Протопали два бородатых мужика. Они тащили на кухню освежеванную тушу какого-то животного.
— Это охотники. Поймали ящера, — сообщил председатель.
— Что еще за ящер? — спросила Джей.
— Хищник такой. Метра два длиной, похож на чешуйчатую сигару с восемью короткими когтистыми лапами, по четыре с каждой стороны. Ящер — самый быстрый хищник на Карфагене. Его морда напоминает волчью, с крупными зубами и глазами навыкате. Ящер невероятно кровожаден. Он убивает не только ради еды, но и ради удовольствия. Поймав жертву, долго мучает ее перед тем, как убить. Мы их ловим с помощью ям-ловушек. У ящеров очень вкусное мясо. Да вы его уже попробовали.
— Та вяленая штуковина?
— Она самая.
— Класс! А какие здесь еще животные водятся?
— Ослы. Они хоть и дикие, но прекрасно поддаются дрессировке. Буйволы есть. Суслики. Птички там всякие, жучки-паучки. Тушканчики. Да, и с ними вы уже знакомы.
— А скотина у вас есть?
— А то! Как я уже говорил, ослы есть. А еще мы разводим свиней.
Луцык пожалел, что рядом нет Кабана. А то он пошутил бы примерно так: «Слышь, Кабан, они тут вашего брата разводят. Будь осторожней, следи за бумажником».
Скоро они остановились у высокой башенки с крестом на вершине.
— А это церковь, — поморщившись, проинформировал глава коммуны.
— Зайдем? — вызвался Луцык.
— Как-нибудь в другой раз и без меня.
— Не одобряешь, Сергей Леонович?
— Религия — опиум для народа.
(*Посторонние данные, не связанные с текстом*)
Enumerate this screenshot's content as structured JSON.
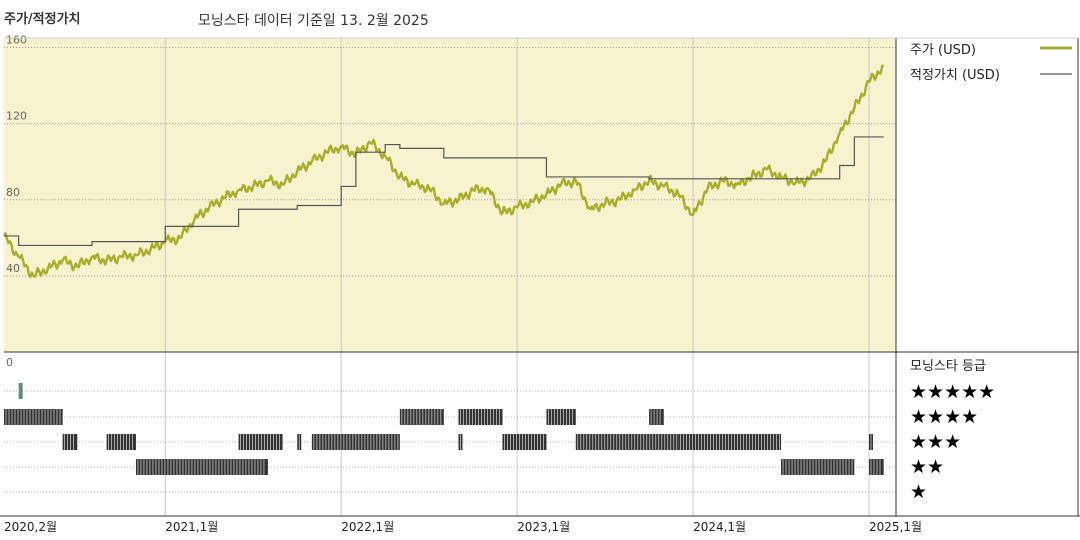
{
  "header": {
    "title": "주가/적정가치",
    "subtitle": "모닝스타 데이터 기준일 13. 2월 2025"
  },
  "legend": {
    "price_label": "주가 (USD)",
    "fair_label": "적정가치 (USD)",
    "rating_title": "모닝스타 등급",
    "stars": [
      "★★★★★",
      "★★★★",
      "★★★",
      "★★",
      "★"
    ]
  },
  "colors": {
    "plot_bg": "#f7f3cf",
    "price_line": "#a9ad2a",
    "fair_line": "#555555",
    "rating_bar": "#333333",
    "rating_five": "#5c8c80"
  },
  "chart_data": [
    {
      "type": "line",
      "ylim": [
        0,
        165
      ],
      "yticks": [
        160,
        120,
        80,
        40
      ],
      "xticks": [
        "2020,2월",
        "2021,1월",
        "2022,1월",
        "2023,1월",
        "2024,1월",
        "2025,1월"
      ],
      "series": [
        {
          "name": "주가 (USD)",
          "points": [
            [
              "2020-02",
              61
            ],
            [
              "2020-03",
              50
            ],
            [
              "2020-04",
              40
            ],
            [
              "2020-05",
              44
            ],
            [
              "2020-06",
              48
            ],
            [
              "2020-07",
              45
            ],
            [
              "2020-08",
              50
            ],
            [
              "2020-09",
              48
            ],
            [
              "2020-10",
              50
            ],
            [
              "2020-11",
              51
            ],
            [
              "2020-12",
              54
            ],
            [
              "2021-01",
              58
            ],
            [
              "2021-02",
              60
            ],
            [
              "2021-03",
              70
            ],
            [
              "2021-04",
              76
            ],
            [
              "2021-05",
              81
            ],
            [
              "2021-06",
              85
            ],
            [
              "2021-07",
              87
            ],
            [
              "2021-08",
              90
            ],
            [
              "2021-09",
              88
            ],
            [
              "2021-10",
              95
            ],
            [
              "2021-11",
              100
            ],
            [
              "2021-12",
              105
            ],
            [
              "2022-01",
              108
            ],
            [
              "2022-02",
              104
            ],
            [
              "2022-03",
              110
            ],
            [
              "2022-04",
              103
            ],
            [
              "2022-05",
              92
            ],
            [
              "2022-06",
              88
            ],
            [
              "2022-07",
              86
            ],
            [
              "2022-08",
              78
            ],
            [
              "2022-09",
              80
            ],
            [
              "2022-10",
              85
            ],
            [
              "2022-11",
              86
            ],
            [
              "2022-12",
              73
            ],
            [
              "2023-01",
              76
            ],
            [
              "2023-02",
              79
            ],
            [
              "2023-03",
              83
            ],
            [
              "2023-04",
              88
            ],
            [
              "2023-05",
              90
            ],
            [
              "2023-06",
              75
            ],
            [
              "2023-07",
              78
            ],
            [
              "2023-08",
              80
            ],
            [
              "2023-09",
              85
            ],
            [
              "2023-10",
              90
            ],
            [
              "2023-11",
              87
            ],
            [
              "2023-12",
              83
            ],
            [
              "2024-01",
              72
            ],
            [
              "2024-02",
              86
            ],
            [
              "2024-03",
              90
            ],
            [
              "2024-04",
              88
            ],
            [
              "2024-05",
              92
            ],
            [
              "2024-06",
              96
            ],
            [
              "2024-07",
              92
            ],
            [
              "2024-08",
              89
            ],
            [
              "2024-09",
              91
            ],
            [
              "2024-10",
              100
            ],
            [
              "2024-11",
              115
            ],
            [
              "2024-12",
              128
            ],
            [
              "2025-01",
              142
            ],
            [
              "2025-02",
              150
            ]
          ]
        },
        {
          "name": "적정가치 (USD)",
          "steps": [
            [
              "2020-02",
              61
            ],
            [
              "2020-03",
              56
            ],
            [
              "2020-07",
              56
            ],
            [
              "2020-08",
              58
            ],
            [
              "2021-01",
              66
            ],
            [
              "2021-06",
              75
            ],
            [
              "2021-10",
              77
            ],
            [
              "2022-01",
              87
            ],
            [
              "2022-02",
              105
            ],
            [
              "2022-04",
              109
            ],
            [
              "2022-05",
              107
            ],
            [
              "2022-08",
              102
            ],
            [
              "2023-03",
              92
            ],
            [
              "2023-10",
              91
            ],
            [
              "2024-03",
              91
            ],
            [
              "2024-10",
              91
            ],
            [
              "2024-11",
              98
            ],
            [
              "2024-12",
              113
            ],
            [
              "2025-02",
              113
            ]
          ]
        }
      ]
    },
    {
      "type": "heatmap",
      "title": "모닝스타 등급",
      "ymin_label": "0",
      "rating_periods": [
        {
          "stars": 5,
          "start": "2020-03",
          "end": "2020-03"
        },
        {
          "stars": 4,
          "start": "2020-02",
          "end": "2020-06"
        },
        {
          "stars": 3,
          "start": "2020-06",
          "end": "2020-07"
        },
        {
          "stars": 3,
          "start": "2020-09",
          "end": "2020-11"
        },
        {
          "stars": 2,
          "start": "2020-11",
          "end": "2021-08"
        },
        {
          "stars": 3,
          "start": "2021-06",
          "end": "2021-09"
        },
        {
          "stars": 3,
          "start": "2021-10",
          "end": "2021-10"
        },
        {
          "stars": 3,
          "start": "2021-11",
          "end": "2022-05"
        },
        {
          "stars": 4,
          "start": "2022-05",
          "end": "2022-08"
        },
        {
          "stars": 3,
          "start": "2022-09",
          "end": "2022-09"
        },
        {
          "stars": 4,
          "start": "2022-09",
          "end": "2022-12"
        },
        {
          "stars": 3,
          "start": "2022-12",
          "end": "2023-03"
        },
        {
          "stars": 4,
          "start": "2023-03",
          "end": "2023-05"
        },
        {
          "stars": 3,
          "start": "2023-05",
          "end": "2023-12"
        },
        {
          "stars": 4,
          "start": "2023-10",
          "end": "2023-11"
        },
        {
          "stars": 3,
          "start": "2023-12",
          "end": "2024-07"
        },
        {
          "stars": 2,
          "start": "2024-07",
          "end": "2024-12"
        },
        {
          "stars": 3,
          "start": "2025-01",
          "end": "2025-01"
        },
        {
          "stars": 2,
          "start": "2025-01",
          "end": "2025-02"
        }
      ]
    }
  ]
}
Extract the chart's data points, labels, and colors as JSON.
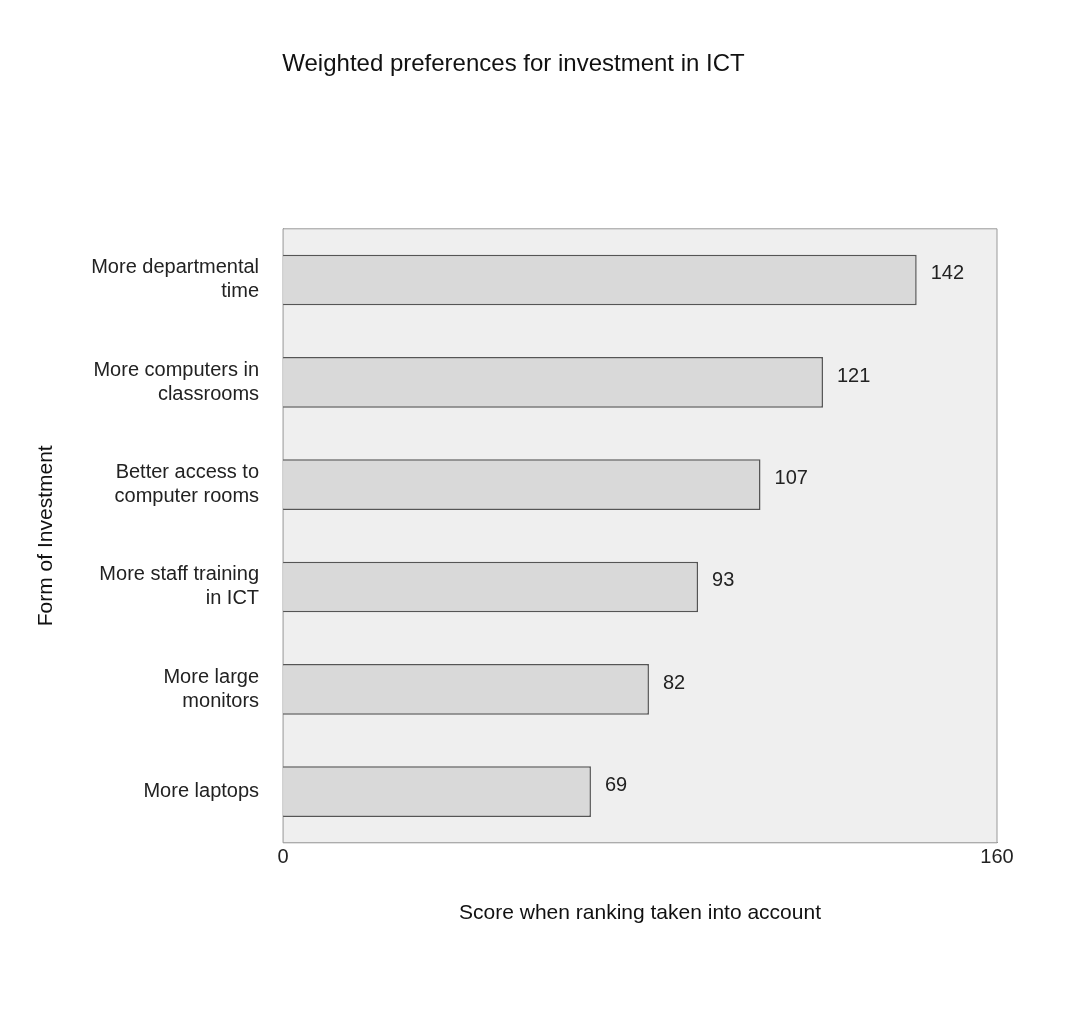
{
  "chart_data": {
    "type": "bar",
    "orientation": "horizontal",
    "title": "Weighted preferences for investment in ICT",
    "xlabel": "Score when ranking taken into account",
    "ylabel": "Form of Investment",
    "categories": [
      "More departmental time",
      "More computers in classrooms",
      "Better access to computer rooms",
      "More staff training in ICT",
      "More large monitors",
      "More laptops"
    ],
    "values": [
      142,
      121,
      107,
      93,
      82,
      69
    ],
    "color": "#d9d9d9",
    "xlim": [
      0,
      160
    ],
    "xticks": [
      0,
      160
    ],
    "data_labels": true,
    "grid": false,
    "legend": false
  }
}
Была б моя воля, сравнял бы с землей этот поповский домик, но народу нравится. Сперва в церковь только женщины ходили, но в последнее время и мужики подтянулись. Отец Иоанн доволен, как слон. Исповедует, причащает, венчает… Моя благоверная тоже вот поддалась массовому психозу, заставила всех детей покрестить. С тремя проблем не возникло, а Ленвладу поп так и не покрестил. Говорит, нет в святцах такого имени, предлагал крестить ее именем Елена. А я против! Для меня это принципиальный вопрос.
— А я думал, коммунисты в Бога не верят…
— Настоящий коммунист в Маяковке только один. Я. Остальные так… — печально вздохнул Лаптев. — Людям главное, чтобы порядок и надежда на завтрашний день были, на остальное им плевать. Я когда-то пытался вести агитацию, но ничего не получилось. В институте у меня по научному коммунизму стояла оценка «отлично», но это было давно. Я уж все позабыл, да и язык у меня плохо подвешен. Вот в институте у нас был комсорг Сидоренко, оратор похлеще Цицерона. Его бы сейчас сюда! Полгода, год — и весь бы Карфаген сидел под красным знаменем.